The Northern Pacific Railway Company, which included track that is now part of the Portland & Western Railroad, contracted with the Harlan and Hollingsworth Company to build what was called the “Iron Steam Transfer Boat” for $40,000. The mighty Tacoma, built to transpor steam trains across the Columbia River, was built in Delaware but disassembled, boxed and shipped off to Oregon. The Train Ferry was then delivered in 57,179 pieces and reassembled in the summer of 1883 at Smith Bros. and Watson in Portland, Oregon, taking the mark as the second largest ferry in the world.
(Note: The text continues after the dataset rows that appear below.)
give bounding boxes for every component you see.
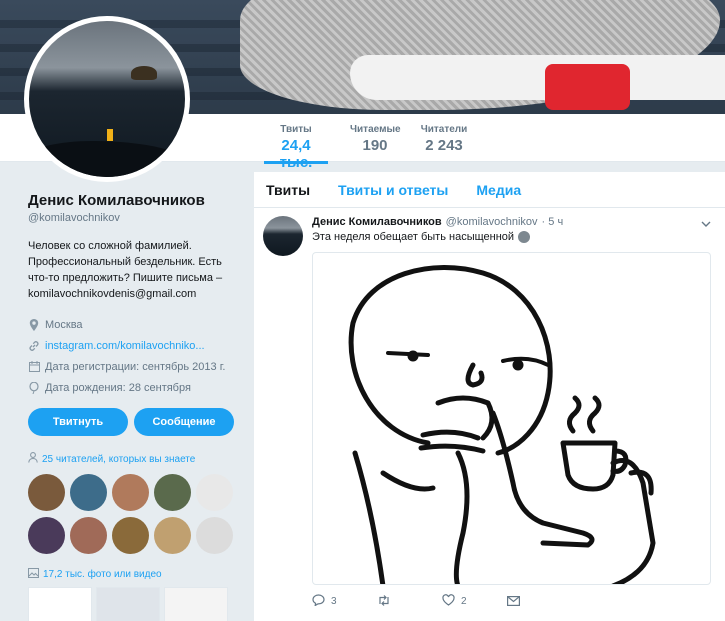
like-count: 2	[461, 596, 467, 607]
tab-tweets-and-replies[interactable]: Твиты и ответы	[338, 182, 448, 198]
calendar-icon	[28, 361, 40, 373]
tweet-author-name[interactable]: Денис Комилавочников	[312, 216, 442, 228]
tweet[interactable]: Денис Комилавочников @komilavochnikov · …	[254, 208, 725, 609]
tweet-button[interactable]: Твитнуть	[28, 408, 128, 436]
tweet-text: Эта неделя обещает быть насыщенной	[312, 231, 515, 243]
tweet-timestamp[interactable]: · 5 ч	[542, 216, 564, 228]
person-icon	[28, 452, 38, 466]
photos-videos-link[interactable]: 17,2 тыс. фото или видео	[28, 568, 238, 581]
profile-name[interactable]: Денис Комилавочников	[28, 192, 238, 209]
stat-value: 190	[362, 137, 388, 154]
stat-label: Читатели	[420, 124, 468, 135]
image-icon	[28, 568, 39, 581]
location-pin-icon	[28, 318, 40, 331]
follower-avatar[interactable]	[112, 474, 149, 511]
follower-avatar[interactable]	[154, 517, 191, 554]
follower-avatar[interactable]	[70, 517, 107, 554]
profile-location: Москва	[45, 318, 83, 331]
reply-count: 3	[331, 596, 337, 607]
tweet-actions: 3 2	[312, 594, 713, 609]
follower-avatar[interactable]	[112, 517, 149, 554]
media-count-text: 17,2 тыс. фото или видео	[43, 569, 162, 580]
media-thumbnails	[28, 587, 238, 621]
profile-handle[interactable]: @komilavochnikov	[28, 212, 238, 224]
follower-avatar[interactable]	[28, 474, 65, 511]
bio-line: что-то предложить? Пишите письма –	[28, 272, 223, 284]
tweet-author-handle[interactable]: @komilavochnikov	[446, 216, 538, 228]
heart-icon	[442, 594, 455, 609]
stat-following[interactable]: Читаемые 190	[350, 124, 401, 154]
reply-icon	[312, 594, 325, 609]
media-thumbnail[interactable]	[28, 587, 92, 621]
stat-value: 24,4 тыс.	[279, 137, 313, 171]
profile-card: Денис Комилавочников @komilavochnikov Че…	[28, 192, 238, 621]
follower-avatar[interactable]	[196, 517, 233, 554]
link-icon	[28, 340, 40, 352]
media-thumbnail[interactable]	[164, 587, 228, 621]
timeline-tabs: Твиты Твиты и ответы Медиа	[254, 172, 725, 208]
bio-line: Человек со сложной фамилией.	[28, 240, 192, 252]
tweet-image[interactable]	[312, 252, 711, 585]
follower-avatars	[28, 474, 238, 554]
stat-label: Читаемые	[350, 124, 401, 135]
follower-avatar[interactable]	[28, 517, 65, 554]
profile-meta: Москва instagram.com/komilavochniko... Д…	[28, 314, 238, 398]
stat-label: Твиты	[280, 124, 312, 135]
profile-avatar[interactable]	[24, 16, 190, 182]
profile-website-link[interactable]: instagram.com/komilavochniko...	[45, 340, 205, 352]
retweet-action[interactable]	[377, 594, 442, 609]
follower-avatar[interactable]	[70, 474, 107, 511]
like-action[interactable]: 2	[442, 594, 507, 609]
followers-you-know-link[interactable]: 25 читателей, которых вы знаете	[28, 452, 238, 466]
coffee-meme-drawing	[348, 265, 656, 584]
follower-avatar[interactable]	[154, 474, 191, 511]
message-button[interactable]: Сообщение	[134, 408, 234, 436]
timeline: Твиты Твиты и ответы Медиа Денис Комилав…	[254, 172, 725, 621]
direct-message-action[interactable]	[507, 595, 572, 609]
media-thumbnail[interactable]	[96, 587, 160, 621]
retweet-icon	[377, 594, 391, 609]
chevron-down-icon[interactable]	[701, 218, 711, 230]
tweet-avatar[interactable]	[263, 216, 303, 256]
profile-joined-date: Дата регистрации: сентябрь 2013 г.	[45, 360, 226, 373]
reply-action[interactable]: 3	[312, 594, 377, 609]
follower-avatar[interactable]	[196, 474, 233, 511]
stat-followers[interactable]: Читатели 2 243	[420, 124, 468, 154]
profile-birthday: Дата рождения: 28 сентября	[45, 381, 191, 394]
neutral-face-emoji-icon	[518, 231, 531, 243]
stat-value: 2 243	[425, 137, 463, 154]
bio-line: komilavochnikovdenis@gmail.com	[28, 288, 197, 300]
profile-bio: Человек со сложной фамилией. Профессиона…	[28, 238, 238, 302]
envelope-icon	[507, 595, 521, 609]
stat-tweets[interactable]: Твиты 24,4 тыс.	[264, 124, 328, 171]
tab-tweets[interactable]: Твиты	[266, 182, 310, 198]
tab-media[interactable]: Медиа	[476, 182, 521, 198]
bio-line: Профессиональный бездельник. Есть	[28, 256, 222, 268]
balloon-icon	[28, 381, 40, 394]
followers-you-know-text: 25 читателей, которых вы знаете	[42, 453, 196, 465]
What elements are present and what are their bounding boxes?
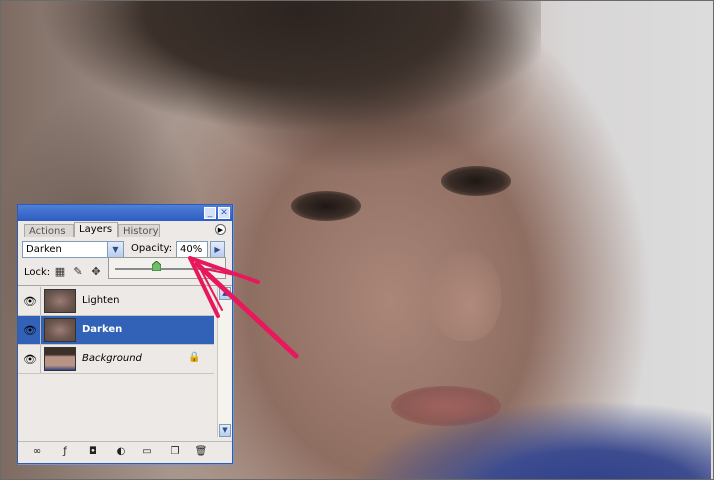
eye-icon: 👁 (23, 353, 37, 366)
layer-name: Background (82, 353, 142, 364)
layers-list: 👁 Lighten 👁 Darken 👁 Background 🔒 (18, 287, 214, 437)
blend-mode-select[interactable]: Darken ▼ (22, 241, 124, 258)
adjustment-layer-icon[interactable]: ◐ (114, 445, 128, 459)
photo-right-eye (441, 166, 511, 196)
tab-actions[interactable]: Actions (24, 224, 74, 237)
tab-layers[interactable]: Layers (74, 222, 118, 237)
layer-name: Lighten (82, 295, 120, 306)
chevron-down-icon[interactable]: ▼ (107, 242, 123, 257)
opacity-slider-toggle-icon[interactable]: ▶ (210, 241, 225, 258)
scroll-up-icon[interactable]: ▲ (219, 287, 231, 300)
opacity-label: Opacity: (131, 243, 173, 254)
palette-tabs: Actions Layers History ▶ (20, 222, 228, 237)
opacity-slider-thumb[interactable] (152, 261, 162, 271)
visibility-toggle[interactable]: 👁 (18, 316, 41, 344)
layer-style-icon[interactable]: ƒ (58, 445, 72, 459)
trash-icon[interactable]: 🗑 (194, 445, 208, 459)
layer-row-background[interactable]: 👁 Background 🔒 (18, 345, 214, 374)
opacity-slider-track[interactable] (115, 268, 219, 270)
lock-transparency-icon[interactable]: ▦ (54, 266, 66, 278)
layer-name: Darken (82, 324, 123, 335)
blend-mode-value: Darken (26, 244, 62, 255)
new-layer-icon[interactable]: ❐ (168, 445, 182, 459)
minimize-icon[interactable]: _ (204, 207, 216, 219)
opacity-input[interactable]: 40% (176, 241, 208, 258)
visibility-toggle[interactable]: 👁 (18, 287, 41, 315)
lock-paint-icon[interactable]: ✎ (72, 266, 84, 278)
opacity-slider-popup (108, 257, 226, 279)
new-group-icon[interactable]: ▭ (140, 445, 154, 459)
layer-thumbnail (44, 347, 76, 371)
scroll-down-icon[interactable]: ▼ (219, 424, 231, 437)
lock-label: Lock: (24, 267, 51, 278)
link-layers-icon[interactable]: ∞ (30, 445, 44, 459)
layer-row-lighten[interactable]: 👁 Lighten (18, 287, 214, 316)
visibility-toggle[interactable]: 👁 (18, 345, 41, 373)
layers-scrollbar[interactable]: ▲ ▼ (217, 287, 232, 437)
layer-row-darken[interactable]: 👁 Darken (18, 316, 214, 345)
eye-icon: 👁 (23, 324, 37, 337)
photo-shirt (331, 381, 711, 479)
tab-history[interactable]: History (118, 224, 160, 237)
layer-mask-icon[interactable]: ◘ (86, 445, 100, 459)
photo-left-eye (291, 191, 361, 221)
layers-palette: _ ✕ Actions Layers History ▶ Darken ▼ Op… (17, 204, 233, 464)
close-icon[interactable]: ✕ (218, 207, 230, 219)
palette-footer: ∞ ƒ ◘ ◐ ▭ ❐ 🗑 (18, 441, 232, 462)
photo-nose (431, 251, 501, 341)
eye-icon: 👁 (23, 295, 37, 308)
palette-titlebar[interactable]: _ ✕ (18, 205, 232, 221)
lock-move-icon[interactable]: ✥ (90, 266, 102, 278)
layer-thumbnail (44, 318, 76, 342)
palette-menu-icon[interactable]: ▶ (215, 224, 226, 235)
palette-divider (18, 285, 232, 286)
lock-icon: 🔒 (188, 352, 201, 363)
layer-thumbnail (44, 289, 76, 313)
photo-hair-region (21, 1, 541, 151)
The Astoria Line between Willbridge and Goble–35 miles–is of historic significance, having been first operated by Northern Pacific Railroad Company, October 1884, as part of its route between Portland and Tacoma. A ferry carried cars and locomotives across the Columbia River between Goble and Kalama until June 25, 1908, when massive new bridges opened across the Columbia and Willamette Rivers to link Vancouver, Washington and Portland. Trackage along the Washington side of the Columbia then became the main rail route between Portland and Puget Sound, and the Goble-Willbridge line, which had been extended to Astoria in 1898, was relegated to branch line status.